The role of animal movement as a driver of infectious disease dynamics in Serengeti National Park, Tanzania

Animal movement shapes most ecological interactions, including parasite and pathogen transmission. The ecological effects of mobile hosts on the habitats they traverse typically manifest in two ways: via transport of energy, nutrients, and parasites and trophic modification of their resources through consumption. Movement of animals from one location to another can therefore facilitate the spread of parasites, but movement also modifies consumer-resource interactions in ways that may constrain parasite dissemination. In addition, two dominant features of movement are likely to modify the magnitude of any for parasite transmission effect: the number of animals moving (movement intensity) and the amount of time mobile animals spend in a given patch (movement duration). Despite this diverse set of pathways by which mobile animals can influence transmission risk to other species they encounter along their routes, few studies have holistically evaluated the impact of animal movement on parasite spread in any natural system.

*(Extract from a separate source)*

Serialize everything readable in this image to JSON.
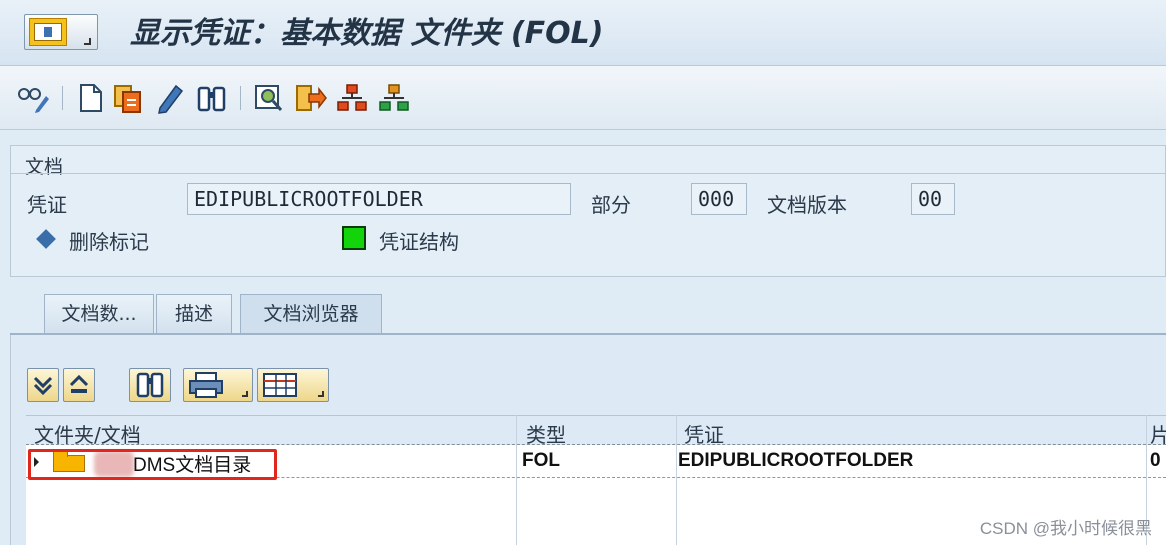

We are using observational, experimental and modeling approaches to develop an integrated framework that links transport and trophic effects with movement intensity and duration to identify and test fundamental predictions about the impact of animal movement on parasite transmission dynamics, using the wildebeest migration of Serengeti as a model system. Collaborators: Vanessa Ezenwa (UGA), T. Michael Anderson (Wake Forest), Tom Morrison, Grant Hopcraft and Eileen Devaney (U. of Glasgow).